7. The multiport media converter of claim 1, wherein the number is 48.

8. The multiport media converter of claim 1, wherein the number is 96.

9. The multiport media converter of claim 1, wherein the number is 144.

10. The multiport media converter of claim 1, wherein the number is 192.

11. The multiport media converter of claim 1, wherein the media converter has at least one test port whereby a correct installation of each data cable may be tested.

12. A data cable management system comprising: a. a media converter capable of converting signal from a number of data cables to a single data cable, wherein the number is 24 or greater.b. wherein the plurality of data cables connect a plurality of end users to the media converter;c. the single data cable is connected an element selected from the group consisting of a direct connection to the internet, a local area network, a router, a switch, and a wide area network thereby eliminating any need for a standard horizontal wire management system and thereby minimizing the need for a vertical wire management system.

13. The data cable management system of claim 12, wherein the media converter has at least one test port.

14. The data cable management system of claim 12, further comprising a rack and at least one shelf, the shelf being capable of supporting a media converter capable of converting signal from a number of data cables to a single data cable, wherein the number is 24 or greater.

15. The data cable management system of claim 14, wherein the system is built into the shelf.

16. The data cable management system of claim 13, wherein the rack is selected from the group consisting of a 2 post rack and a 4 post lockable cabinet.

17. The data cable management system of claim 12, further comprising a 2 piece connector which connects the plurality of data cables to a CPU circuit board.

18. The data cable management system of claim 17, wherein the 2 piece connector having a. a cable connector piece attached to one of the plurality of data cables; andb. a termination port piece located inside a termination port of the CPU circuit board, thereby optimizing space for data cable terminations.

19. The data cable management system of claim 18, wherein the cable connector piece has a diameter of ⅜ of an inch.

20. The data cable management system of claim 18, wherein the termination port piece has a diameter of ¼ of an inch.

21. The data cable management system of claim 17, wherein the 2 piece connector may be attached and removed from the CPU circuit board for testing individual ports.

22. The data cable management system of claim 17, further comprising a hard plastic strain relief collar installed over the plurality of data cables thereby protecting the plurality of data cables from strain when the 2 piece connecter is removed or inserted.

23. The data cable management system of claim 22, wherein the hard plastic strain relief collar further comprises a base adapted to attach to and remove from the 2 piece connector.
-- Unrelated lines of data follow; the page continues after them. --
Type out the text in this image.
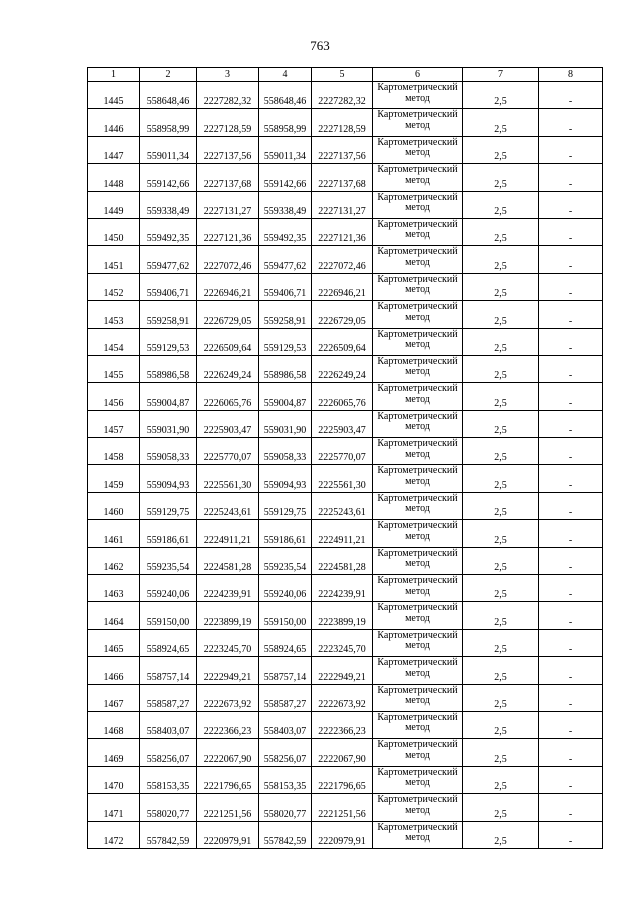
763
1	2	3	4	5	6	7	8
1445	558648,46	2227282,32	558648,46	2227282,32	Картометрический метод	2,5	-
1446	558958,99	2227128,59	558958,99	2227128,59	Картометрический метод	2,5	-
1447	559011,34	2227137,56	559011,34	2227137,56	Картометрический метод	2,5	-
1448	559142,66	2227137,68	559142,66	2227137,68	Картометрический метод	2,5	-
1449	559338,49	2227131,27	559338,49	2227131,27	Картометрический метод	2,5	-
1450	559492,35	2227121,36	559492,35	2227121,36	Картометрический метод	2,5	-
1451	559477,62	2227072,46	559477,62	2227072,46	Картометрический метод	2,5	-
1452	559406,71	2226946,21	559406,71	2226946,21	Картометрический метод	2,5	-
1453	559258,91	2226729,05	559258,91	2226729,05	Картометрический метод	2,5	-
1454	559129,53	2226509,64	559129,53	2226509,64	Картометрический метод	2,5	-
1455	558986,58	2226249,24	558986,58	2226249,24	Картометрический метод	2,5	-
1456	559004,87	2226065,76	559004,87	2226065,76	Картометрический метод	2,5	-
1457	559031,90	2225903,47	559031,90	2225903,47	Картометрический метод	2,5	-
1458	559058,33	2225770,07	559058,33	2225770,07	Картометрический метод	2,5	-
1459	559094,93	2225561,30	559094,93	2225561,30	Картометрический метод	2,5	-
1460	559129,75	2225243,61	559129,75	2225243,61	Картометрический метод	2,5	-
1461	559186,61	2224911,21	559186,61	2224911,21	Картометрический метод	2,5	-
1462	559235,54	2224581,28	559235,54	2224581,28	Картометрический метод	2,5	-
1463	559240,06	2224239,91	559240,06	2224239,91	Картометрический метод	2,5	-
1464	559150,00	2223899,19	559150,00	2223899,19	Картометрический метод	2,5	-
1465	558924,65	2223245,70	558924,65	2223245,70	Картометрический метод	2,5	-
1466	558757,14	2222949,21	558757,14	2222949,21	Картометрический метод	2,5	-
1467	558587,27	2222673,92	558587,27	2222673,92	Картометрический метод	2,5	-
1468	558403,07	2222366,23	558403,07	2222366,23	Картометрический метод	2,5	-
1469	558256,07	2222067,90	558256,07	2222067,90	Картометрический метод	2,5	-
1470	558153,35	2221796,65	558153,35	2221796,65	Картометрический метод	2,5	-
1471	558020,77	2221251,56	558020,77	2221251,56	Картометрический метод	2,5	-
1472	557842,59	2220979,91	557842,59	2220979,91	Картометрический метод	2,5	-
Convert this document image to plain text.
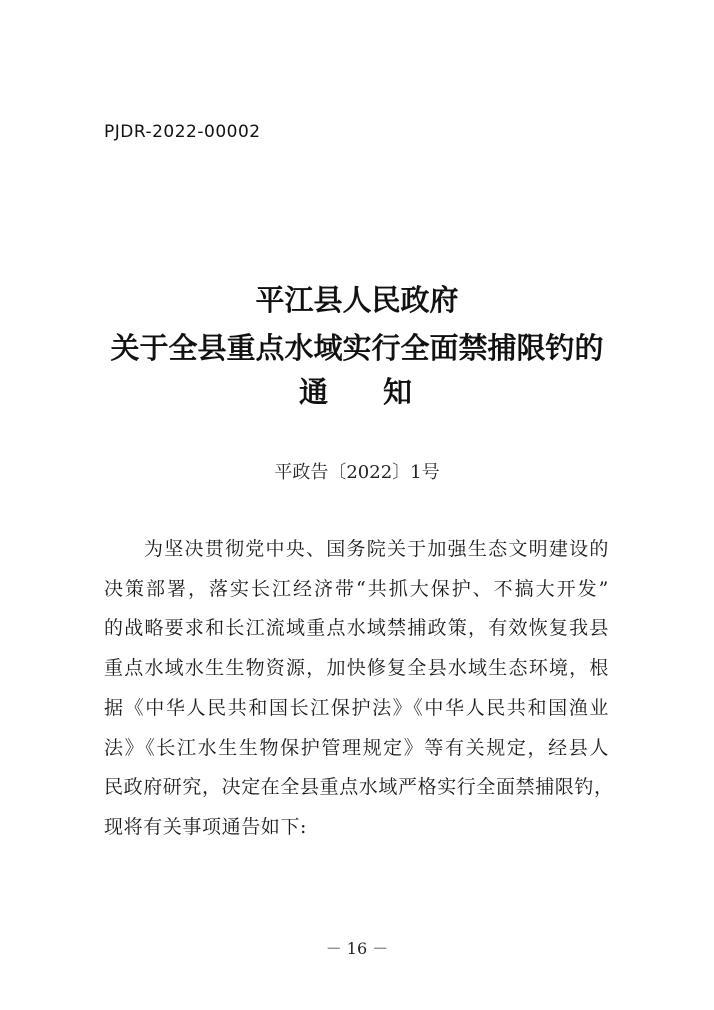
PJDR-2022-00002
平江县人民政府
关于全县重点水域实行全面禁捕限钓的
通 知
平政告〔2022〕1号
为坚决贯彻党中央、国务院关于加强生态文明建设的
决策部署，落实长江经济带“共抓大保护、不搞大开发”
的战略要求和长江流域重点水域禁捕政策，有效恢复我县
重点水域水生生物资源，加快修复全县水域生态环境，根
据《中华人民共和国长江保护法》《中华人民共和国渔业
法》《长江水生生物保护管理规定》等有关规定，经县人
民政府研究，决定在全县重点水域严格实行全面禁捕限钓，
现将有关事项通告如下:
－ 16 －
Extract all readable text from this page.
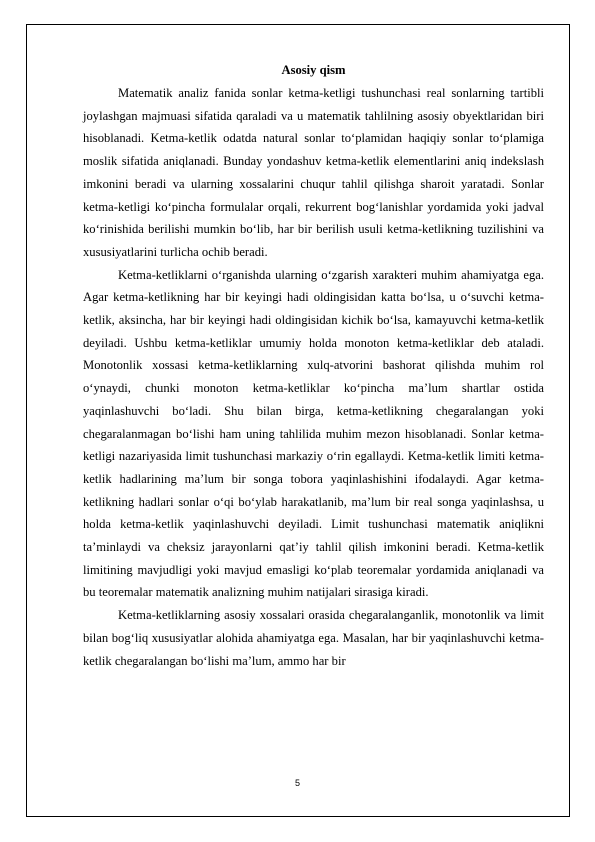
Asosiy qism

Matematik analiz fanida sonlar ketma-ketligi tushunchasi real sonlarning tartibli joylashgan majmuasi sifatida qaraladi va u matematik tahlilning asosiy obyektlaridan biri hisoblanadi. Ketma-ketlik odatda natural sonlar to‘plamidan haqiqiy sonlar to‘plamiga moslik sifatida aniqlanadi. Bunday yondashuv ketma-ketlik elementlarini aniq indekslash imkonini beradi va ularning xossalarini chuqur tahlil qilishga sharoit yaratadi. Sonlar ketma-ketligi ko‘pincha formulalar orqali, rekurrent bog‘lanishlar yordamida yoki jadval ko‘rinishida berilishi mumkin bo‘lib, har bir berilish usuli ketma-ketlikning tuzilishini va xususiyatlarini turlicha ochib beradi.

Ketma-ketliklarni o‘rganishda ularning o‘zgarish xarakteri muhim ahamiyatga ega. Agar ketma-ketlikning har bir keyingi hadi oldingisidan katta bo‘lsa, u o‘suvchi ketma-ketlik, aksincha, har bir keyingi hadi oldingisidan kichik bo‘lsa, kamayuvchi ketma-ketlik deyiladi. Ushbu ketma-ketliklar umumiy holda monoton ketma-ketliklar deb ataladi. Monotonlik xossasi ketma-ketliklarning xulq-atvorini bashorat qilishda muhim rol o‘ynaydi, chunki monoton ketma-ketliklar ko‘pincha ma’lum shartlar ostida yaqinlashuvchi bo‘ladi. Shu bilan birga, ketma-ketlikning chegaralangan yoki chegaralanmagan bo‘lishi ham uning tahlilida muhim mezon hisoblanadi. Sonlar ketma-ketligi nazariyasida limit tushunchasi markaziy o‘rin egallaydi. Ketma-ketlik limiti ketma-ketlik hadlarining ma’lum bir songa tobora yaqinlashishini ifodalaydi. Agar ketma-ketlikning hadlari sonlar o‘qi bo‘ylab harakatlanib, ma’lum bir real songa yaqinlashsa, u holda ketma-ketlik yaqinlashuvchi deyiladi. Limit tushunchasi matematik aniqlikni ta’minlaydi va cheksiz jarayonlarni qat’iy tahlil qilish imkonini beradi. Ketma-ketlik limitining mavjudligi yoki mavjud emasligi ko‘plab teoremalar yordamida aniqlanadi va bu teoremalar matematik analizning muhim natijalari sirasiga kiradi.

Ketma-ketliklarning asosiy xossalari orasida chegaralanganlik, monotonlik va limit bilan bog‘liq xususiyatlar alohida ahamiyatga ega. Masalan, har bir yaqinlashuvchi ketma-ketlik chegaralangan bo‘lishi ma’lum, ammo har bir

5
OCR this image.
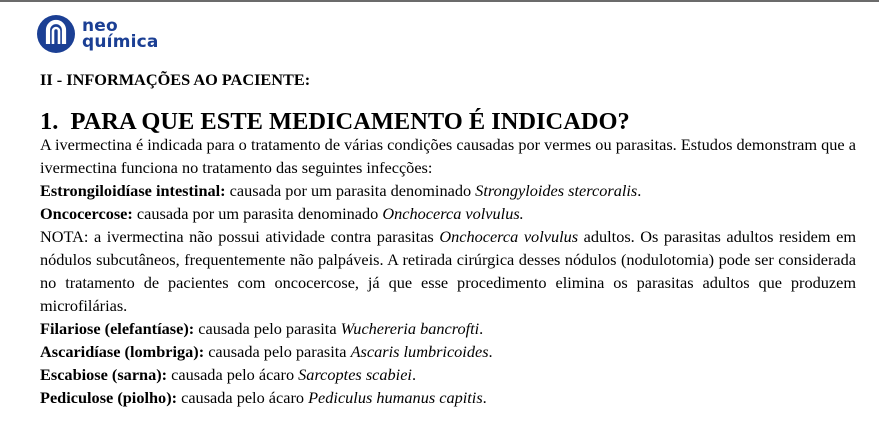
neo
química
II - INFORMAÇÕES AO PACIENTE:
1. PARA QUE ESTE MEDICAMENTO É INDICADO?

A ivermectina é indicada para o tratamento de várias condições causadas por vermes ou parasitas. Estudos demonstram que a ivermectina funciona no tratamento das seguintes infecções:

Estrongiloidíase intestinal: causada por um parasita denominado Strongyloides stercoralis.

Oncocercose: causada por um parasita denominado Onchocerca volvulus.

NOTA: a ivermectina não possui atividade contra parasitas Onchocerca volvulus adultos. Os parasitas adultos residem em nódulos subcutâneos, frequentemente não palpáveis. A retirada cirúrgica desses nódulos (nodulotomia) pode ser considerada no tratamento de pacientes com oncocercose, já que esse procedimento elimina os parasitas adultos que produzem microfilárias.

Filariose (elefantíase): causada pelo parasita Wuchereria bancrofti.

Ascaridíase (lombriga): causada pelo parasita Ascaris lumbricoides.

Escabiose (sarna): causada pelo ácaro Sarcoptes scabiei.

Pediculose (piolho): causada pelo ácaro Pediculus humanus capitis.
24. A method of testing one or more data cables comprising: a. providing a media converter having at least one a test port, the media converter being connected to a one or more data cables at a first end of the data cables, a second end of each of the data cables are capable of connecting to an end user;b. providing a multi-media testing device having a smart end and a remote end and having a test head of the type selected from the group consisting of a link test head and a channel test head;c. connecting the remote end of the multi-media testing device to the test port of the media converter;d. connecting the smart end of the multi-media testing device to the second end of one of the data cables.

25. The method of claim 24, further comprising the step of connecting the smart end of the multi-media testing device to the second end of each of the data cables.